We think at this point, we don’t need all those knobs and just go with the default policy of “Always pull the image” for App Instance Create. If the pull fails, the app instance will fail, even if there is an existing version of the image.

We will implement the ImagePullPolicy knob if there is a future need.

2.2 EVE API for Image Refresh

We propose we add a new field to AppInstanceConfig:

 InstanceOpsCmd refreshImage = 21;

When this is set, EVE will try to the following: 

  1. Checks if a new image exists for each of the drives used by the App Instance. If yes, download the image.

  2. If there is a new image for ANY of the drives, the app will be restarted.

  3.  

    1. If there are no new images, the app is NOT restarted ( if restart is also not set )

  4. It DOES NOT affect non-drive images ( HDD_UNKNOWN )

  5. This refreshImage counter can be combined with the other 2 counters.

  6.  

    1. If this refreshImage is set, the ModifyConfig, RestartCounter and PurgeCounter are deferred till the download attempt is complete

  7. refreshImage + Restart counter

  1.  

    1.  If the restart counter is set along with refreshImage counter, the restart is deferred till all the image downloads are done. Once all the images are downloaded ( no-op if no new images ), then the App is restarted

    2. NOTE - if restart counter is NOT set, App is restarted only if there is a change in one of the images.

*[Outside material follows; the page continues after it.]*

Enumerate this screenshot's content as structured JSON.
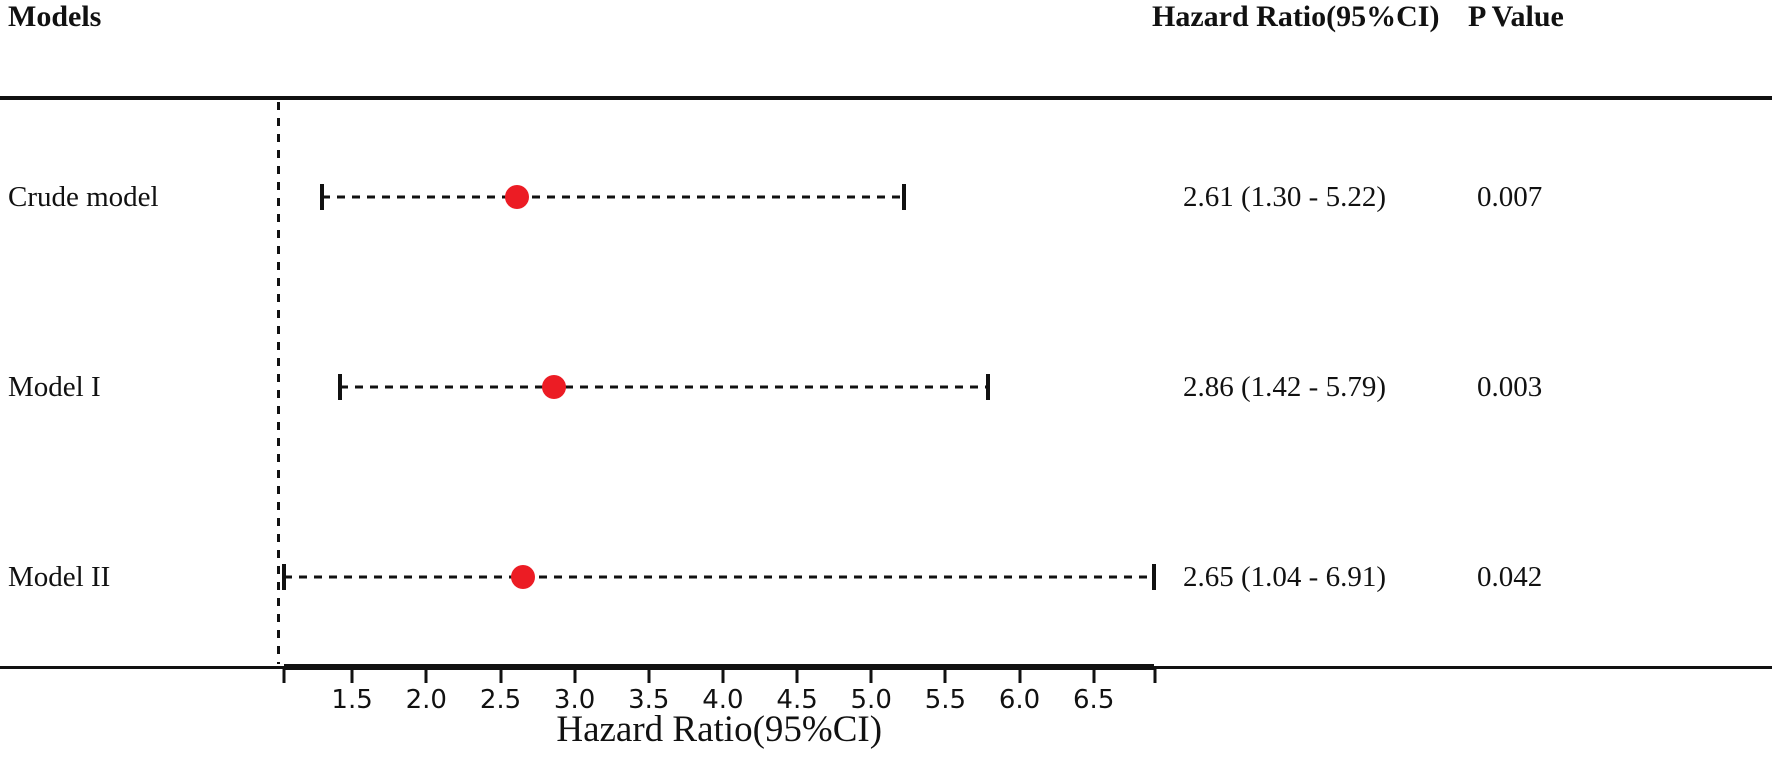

  1. refreshImage + Purge counter

  2.  

    1. If both refreshImage and purge counters are set, purge counter is deferred till refresh is done. Then the app is restarted with the latest versions of all the images, discarding any state accumulated by the app.

3 Container Image SHA

  1. All VM IMages will have the sha specified for verification

  2.  

    1. Current behavior - no changes here.

  3. For Containers:

  4.  

    1. In an Image, User can OPTIONALLY specify SHA of manifest.

    2.  

      1. If specified, this is verified after the manifest is downloaded.

    3. If Manifest SHA is NOT Specified

    4.  

      1. Download the manifest, Calculate the SHA and use it for internal purposes ( Image Tracking ).

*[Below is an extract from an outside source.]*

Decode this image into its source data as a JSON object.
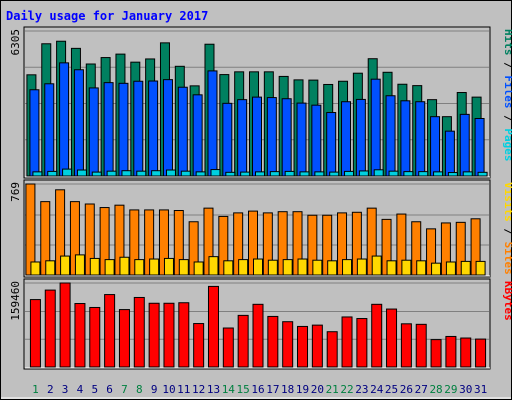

      2. Report the SHA back to the controller in info msg for app instance.

  5. Need to add an abstraction from ImageObjectID to SHA of the Image.

  6.  

    1. Currently, there is an assumption that IMAGE-OBJECT-ID is unchangeable. This needs to change.

    2.  

      1. This  may be true for VMs also, as we allow the VM image to be stored in a docker registry.

    3. In EVE, ImageObjectID needs to be resolved to a SHA

    4.  

      1. Multiple images can resolve to the same SHA.

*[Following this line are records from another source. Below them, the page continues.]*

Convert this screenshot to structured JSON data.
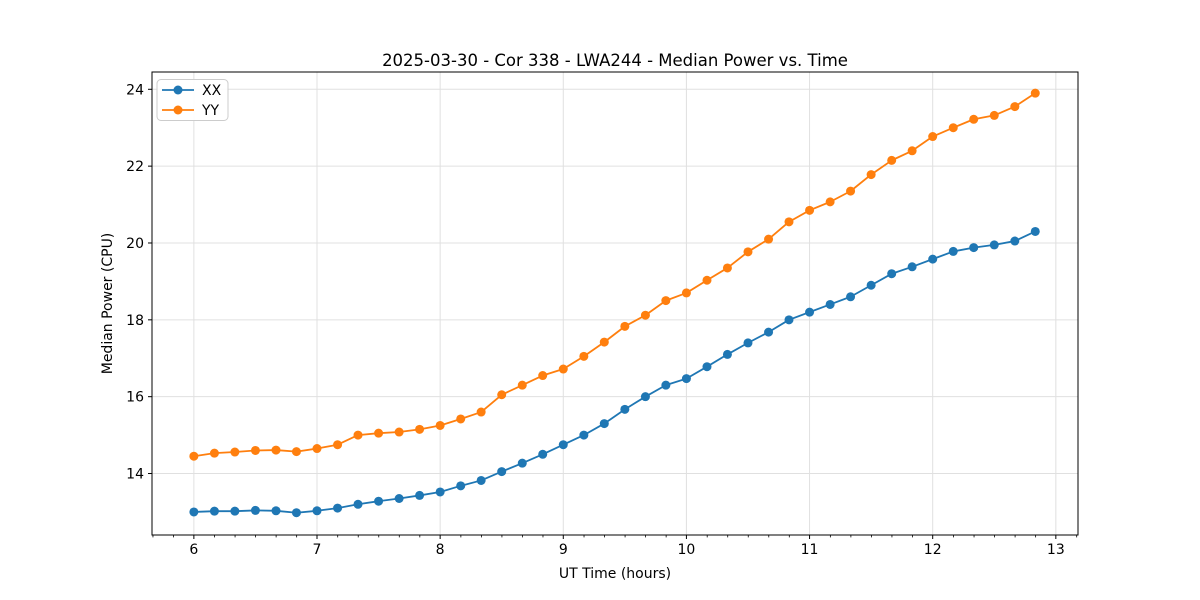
{
  "chart_data": {
    "type": "line",
    "title": "2025-03-30 - Cor 338 - LWA244 - Median Power vs. Time",
    "xlabel": "UT Time (hours)",
    "ylabel": "Median Power (CPU)",
    "xlim": [
      5.66,
      13.18
    ],
    "ylim": [
      12.4,
      24.45
    ],
    "xticks": [
      6,
      7,
      8,
      9,
      10,
      11,
      12,
      13
    ],
    "yticks": [
      14,
      16,
      18,
      20,
      22,
      24
    ],
    "x_minor_step": 0.1667,
    "grid": true,
    "grid_color": "#e0e0e0",
    "legend_position": "upper-left",
    "x": [
      6.0,
      6.167,
      6.333,
      6.5,
      6.667,
      6.833,
      7.0,
      7.167,
      7.333,
      7.5,
      7.667,
      7.833,
      8.0,
      8.167,
      8.333,
      8.5,
      8.667,
      8.833,
      9.0,
      9.167,
      9.333,
      9.5,
      9.667,
      9.833,
      10.0,
      10.167,
      10.333,
      10.5,
      10.667,
      10.833,
      11.0,
      11.167,
      11.333,
      11.5,
      11.667,
      11.833,
      12.0,
      12.167,
      12.333,
      12.5,
      12.667,
      12.833
    ],
    "series": [
      {
        "name": "XX",
        "color": "#1f77b4",
        "values": [
          13.0,
          13.02,
          13.02,
          13.04,
          13.03,
          12.98,
          13.03,
          13.1,
          13.2,
          13.28,
          13.35,
          13.43,
          13.52,
          13.68,
          13.82,
          14.05,
          14.27,
          14.5,
          14.75,
          15.0,
          15.3,
          15.67,
          16.0,
          16.3,
          16.47,
          16.78,
          17.1,
          17.4,
          17.68,
          18.0,
          18.2,
          18.4,
          18.6,
          18.9,
          19.2,
          19.38,
          19.58,
          19.78,
          19.88,
          19.95,
          20.05,
          20.3
        ]
      },
      {
        "name": "YY",
        "color": "#ff7f0e",
        "values": [
          14.45,
          14.53,
          14.56,
          14.6,
          14.61,
          14.57,
          14.65,
          14.75,
          15.0,
          15.05,
          15.08,
          15.15,
          15.25,
          15.42,
          15.6,
          16.05,
          16.3,
          16.55,
          16.72,
          17.05,
          17.42,
          17.83,
          18.12,
          18.5,
          18.7,
          19.03,
          19.35,
          19.77,
          20.1,
          20.55,
          20.85,
          21.07,
          21.35,
          21.78,
          22.15,
          22.4,
          22.77,
          23.0,
          23.22,
          23.32,
          23.55,
          23.9
        ]
      }
    ]
  }
}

      2. ImageObjectID -> SHA is resolved during App Instance Create

      3.  

        1. This can be updated using the “RefreshImage” trigger.

4 APPENDIX - Comment from AVI - Alternate Proposal

AVI: I think there is a simpler solution. While you are right that the VM changes the ImageID and the container doesn’t, the container has a very lightweight manifest which is the source of the hash, and can be checked. Is there any reason we cannot, every time we start an ECO download the manifest and check its hash against whatever we have? The manifest typically is a few hundred bytes. If the manifest has changed, we invalidate the old and get a new one; if it has not, we do not.

The work Erik is doing around using the hash in verified will make this easier.

The remaining question then becomes, when does a user force us to check? That only would play in if there is no ECO starting up, and the user wants to force a replacement.

Kalyan’s Response:

The issue is - User should have control over that behavior. Remember this is not data center - It may not always have connectivity. It may not have the bandwidth to download the container.So we need the user to explicitly tell us if they want to upgrade the image.

Remember - these changing tags - are mostly a developer workflow.. Not the end deployment one. In end deployments, they will likely point to a non-mutable tag.

As you said - if we indeed want to provide a mode to make the container check on startup every time, I think we should make it a separate option.. not not always do it.